Boil the Pasta: Cook the jumbo shells in a large pot of boiling salted water according to package directions, but stop 2 minutes early so they are al dente and don't tear. Drain and set aside.
Cook the Vegetables: Heat olive oil in a large, deep skillet over medium-high heat. Add sliced mushrooms, season with salt and pepper, and cook until browned (about 5 minutes). Pour in the white wine and cook until mostly evaporated, scraping up any browned bits.
Wilt the Spinach: Add the spinach to the skillet and cook until wilted. Transfer the mushroom-spinach mixture to a plate or cutting board, roughly chop, and let cool slightly.

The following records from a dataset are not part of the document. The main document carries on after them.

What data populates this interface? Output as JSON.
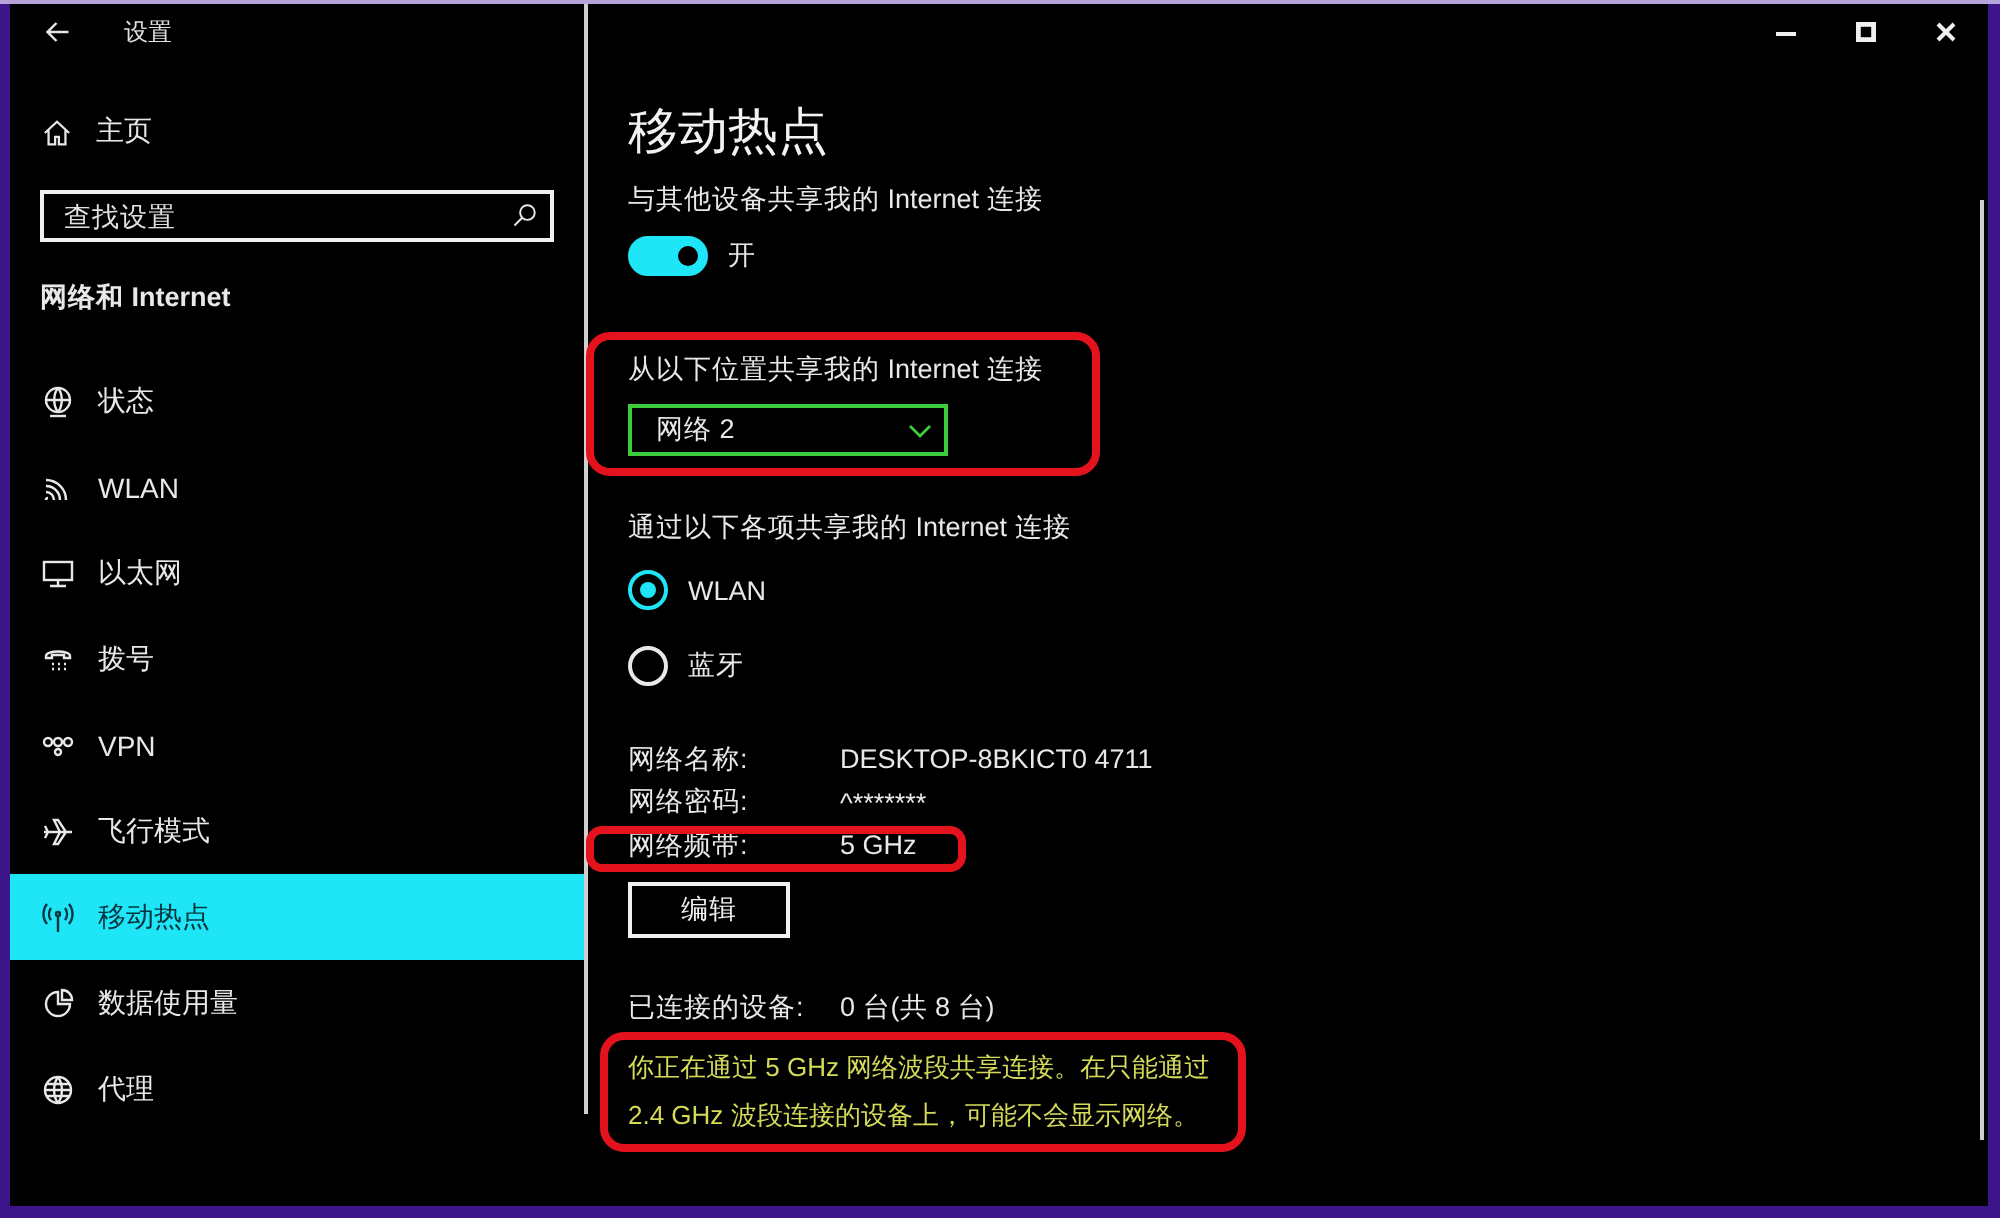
{
  "window": {
    "title": "设置"
  },
  "sidebar": {
    "home": "主页",
    "search": {
      "placeholder": "查找设置"
    },
    "section_title": "网络和 Internet",
    "items": [
      {
        "label": "状态",
        "selected": false
      },
      {
        "label": "WLAN",
        "selected": false
      },
      {
        "label": "以太网",
        "selected": false
      },
      {
        "label": "拨号",
        "selected": false
      },
      {
        "label": "VPN",
        "selected": false
      },
      {
        "label": "飞行模式",
        "selected": false
      },
      {
        "label": "移动热点",
        "selected": true
      },
      {
        "label": "数据使用量",
        "selected": false
      },
      {
        "label": "代理",
        "selected": false
      }
    ]
  },
  "page": {
    "title": "移动热点",
    "share": {
      "label": "与其他设备共享我的 Internet 连接",
      "on": true,
      "state_text": "开"
    },
    "source": {
      "label": "从以下位置共享我的 Internet 连接",
      "value": "网络 2",
      "highlighted": true
    },
    "share_over": {
      "label": "通过以下各项共享我的 Internet 连接",
      "options": [
        {
          "label": "WLAN",
          "selected": true
        },
        {
          "label": "蓝牙",
          "selected": false
        }
      ]
    },
    "properties": [
      {
        "label": "网络名称:",
        "value": "DESKTOP-8BKICT0 4711",
        "highlighted": false
      },
      {
        "label": "网络密码:",
        "value": "^*******",
        "highlighted": false
      },
      {
        "label": "网络频带:",
        "value": "5 GHz",
        "highlighted": true
      }
    ],
    "edit_button": "编辑",
    "connected": {
      "label": "已连接的设备:",
      "value": "0 台(共 8 台)"
    },
    "note": {
      "lines": [
        "你正在通过 5 GHz 网络波段共享连接。在只能通过",
        "2.4 GHz 波段连接的设备上，可能不会显示网络。"
      ],
      "highlighted": true
    }
  }
}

Make the Filling: In a medium bowl, mix the ricotta, grated Parmesan, oregano, and the cooled mushroom-spinach mixture. Season well with salt and pepper.
Simmer the Sauce: In the same skillet, melt butter over medium heat. Add thinly sliced garlic and red pepper flakes, cooking until the garlic is lightly browned (about 1 minute). Pour in the jar of marinara sauce and bring to a simmer.
Assemble & Cook: Stuff each cooked shell with the ricotta-veggie mixture and nestle them into the bubbling marinara sauce. Cover the skillet, reduce the heat to medium-low, and let it all cook for 8-10 minutes, until the shells are heated through and the filling is set.
Serve: Top with extra grated Parmesan and fresh herbs if desired.